Treasury Chief Economist Shira Greenberg said that in addition to investors easily identified by statisticians because they own more than one property, there was also a class of “disguised” investors. These are investors who, for example, rent the home they live in and rent out the one they own.
Among the cities where investors had a particularly strong presence are Beit Shemesh, where they bought 27% of all new homes in October. The city is undergoing a change from a mixed community to an entirely Haredi one, presenting more rental opportunities for investors.
That reflects a growing trend in the ultra-Orthodox market, where rising prices means families have to settle for smaller, older apartments if they want to buy. Renting gives them the option of living in a bigger property. Property companies, such as Megureit, have responded to the phenomenon by developing rental properties in Jerusalem and Bat Yam.
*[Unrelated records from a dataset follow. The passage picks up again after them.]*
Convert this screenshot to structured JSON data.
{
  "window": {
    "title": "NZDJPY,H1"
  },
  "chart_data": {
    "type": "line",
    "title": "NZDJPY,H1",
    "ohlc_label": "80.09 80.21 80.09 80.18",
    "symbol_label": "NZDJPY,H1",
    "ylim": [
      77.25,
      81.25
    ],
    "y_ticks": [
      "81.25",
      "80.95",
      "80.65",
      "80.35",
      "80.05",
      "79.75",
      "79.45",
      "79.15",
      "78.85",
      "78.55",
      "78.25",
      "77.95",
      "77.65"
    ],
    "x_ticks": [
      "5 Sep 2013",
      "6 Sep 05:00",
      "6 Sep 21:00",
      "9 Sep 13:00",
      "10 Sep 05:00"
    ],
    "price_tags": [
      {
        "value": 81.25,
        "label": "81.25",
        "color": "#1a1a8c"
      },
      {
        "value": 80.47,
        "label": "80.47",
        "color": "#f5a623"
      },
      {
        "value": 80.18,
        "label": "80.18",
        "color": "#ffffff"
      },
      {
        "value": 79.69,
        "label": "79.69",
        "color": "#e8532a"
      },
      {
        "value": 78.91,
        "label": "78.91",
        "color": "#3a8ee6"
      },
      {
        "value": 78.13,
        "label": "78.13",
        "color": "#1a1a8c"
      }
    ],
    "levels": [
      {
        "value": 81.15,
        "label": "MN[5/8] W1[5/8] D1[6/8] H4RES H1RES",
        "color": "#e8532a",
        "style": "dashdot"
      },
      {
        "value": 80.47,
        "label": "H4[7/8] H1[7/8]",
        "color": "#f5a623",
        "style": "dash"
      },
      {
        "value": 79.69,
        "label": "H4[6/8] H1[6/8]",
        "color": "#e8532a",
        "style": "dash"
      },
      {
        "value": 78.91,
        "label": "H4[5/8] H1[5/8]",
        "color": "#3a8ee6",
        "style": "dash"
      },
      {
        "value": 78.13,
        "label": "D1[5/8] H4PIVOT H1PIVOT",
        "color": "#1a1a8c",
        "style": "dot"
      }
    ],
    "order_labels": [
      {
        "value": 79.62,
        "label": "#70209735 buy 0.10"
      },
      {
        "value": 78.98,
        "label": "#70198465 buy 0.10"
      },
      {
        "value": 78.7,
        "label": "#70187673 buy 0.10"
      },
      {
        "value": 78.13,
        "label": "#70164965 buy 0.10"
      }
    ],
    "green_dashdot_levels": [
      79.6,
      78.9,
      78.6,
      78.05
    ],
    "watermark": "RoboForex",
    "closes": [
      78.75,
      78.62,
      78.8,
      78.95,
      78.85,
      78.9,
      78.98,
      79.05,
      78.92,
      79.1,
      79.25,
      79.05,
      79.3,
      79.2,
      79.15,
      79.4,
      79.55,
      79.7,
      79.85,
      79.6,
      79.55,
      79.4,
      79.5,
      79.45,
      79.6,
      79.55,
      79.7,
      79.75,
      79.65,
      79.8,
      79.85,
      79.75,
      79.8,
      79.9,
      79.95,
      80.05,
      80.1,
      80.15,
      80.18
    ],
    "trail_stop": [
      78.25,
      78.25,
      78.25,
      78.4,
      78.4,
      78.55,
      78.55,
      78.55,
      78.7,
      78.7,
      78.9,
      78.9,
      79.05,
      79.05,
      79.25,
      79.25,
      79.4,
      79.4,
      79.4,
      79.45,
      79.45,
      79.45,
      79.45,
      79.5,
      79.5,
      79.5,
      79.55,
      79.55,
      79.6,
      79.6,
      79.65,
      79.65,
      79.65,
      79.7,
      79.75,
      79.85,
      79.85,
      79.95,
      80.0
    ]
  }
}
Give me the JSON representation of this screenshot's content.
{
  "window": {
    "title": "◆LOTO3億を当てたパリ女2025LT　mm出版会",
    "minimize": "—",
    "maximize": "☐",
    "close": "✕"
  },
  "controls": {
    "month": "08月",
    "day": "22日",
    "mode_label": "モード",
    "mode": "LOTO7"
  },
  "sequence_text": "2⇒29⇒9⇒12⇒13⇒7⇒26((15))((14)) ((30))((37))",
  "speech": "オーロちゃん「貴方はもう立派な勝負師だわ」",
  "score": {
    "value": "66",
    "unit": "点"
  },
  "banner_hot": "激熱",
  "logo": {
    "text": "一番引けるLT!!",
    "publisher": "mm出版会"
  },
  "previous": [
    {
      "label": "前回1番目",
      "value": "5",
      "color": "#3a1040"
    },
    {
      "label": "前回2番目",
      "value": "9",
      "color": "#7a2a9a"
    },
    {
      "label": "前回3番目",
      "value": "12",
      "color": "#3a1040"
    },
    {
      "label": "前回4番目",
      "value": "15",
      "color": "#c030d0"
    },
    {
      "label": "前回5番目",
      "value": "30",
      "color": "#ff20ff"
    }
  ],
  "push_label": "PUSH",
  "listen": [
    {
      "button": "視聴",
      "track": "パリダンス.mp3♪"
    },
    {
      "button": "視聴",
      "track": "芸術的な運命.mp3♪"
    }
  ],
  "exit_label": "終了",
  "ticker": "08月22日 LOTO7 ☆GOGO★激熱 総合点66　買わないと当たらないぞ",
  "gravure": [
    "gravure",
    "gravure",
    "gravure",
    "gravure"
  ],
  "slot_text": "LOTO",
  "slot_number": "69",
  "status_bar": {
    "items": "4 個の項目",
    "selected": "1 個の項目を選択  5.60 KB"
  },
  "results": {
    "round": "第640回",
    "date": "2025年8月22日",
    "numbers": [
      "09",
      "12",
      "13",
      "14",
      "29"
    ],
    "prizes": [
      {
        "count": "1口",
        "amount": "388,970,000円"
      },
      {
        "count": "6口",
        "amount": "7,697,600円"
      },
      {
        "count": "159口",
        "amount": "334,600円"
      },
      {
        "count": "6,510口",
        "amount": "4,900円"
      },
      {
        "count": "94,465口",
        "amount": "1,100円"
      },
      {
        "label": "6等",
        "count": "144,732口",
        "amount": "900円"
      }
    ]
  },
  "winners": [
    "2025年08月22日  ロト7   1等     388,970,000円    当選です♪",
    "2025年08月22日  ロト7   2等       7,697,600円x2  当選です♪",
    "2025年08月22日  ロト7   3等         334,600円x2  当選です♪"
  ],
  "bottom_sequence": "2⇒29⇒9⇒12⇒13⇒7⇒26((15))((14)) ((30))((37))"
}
In addition to investors, first-time buyers (young couples) bought about 3,900 homes in October, an increase of 9% from a year earlier. Discounting homes bought with government subsidies under the Mechir L’Mishtaken program, the increase was 31% year on year.
The strong demand for homes was also reflected in data from the Central Bureau of Statistics, which on Monday said that in the August-October period, 14,300 new homes were sold. That was an annual rate of 60,400 units, above this year’s forecast for housing starts expected to go on the market in the next few years.
The reason for the slowdown in starts, industry sources say, is because the Israel Lands Authority has been marketing land for development at such a slow pace.
Meanwhile, Mechir L’Mishtaken – the flagship effort by Kahlon to lower home prices when he was finance minister – is gradually fading from the market, treasury figures showed. As a result, buyers who had been sitting on the fence hoping to get rights to buy a subsidized home have returned to the free market, turning up the demand pressure.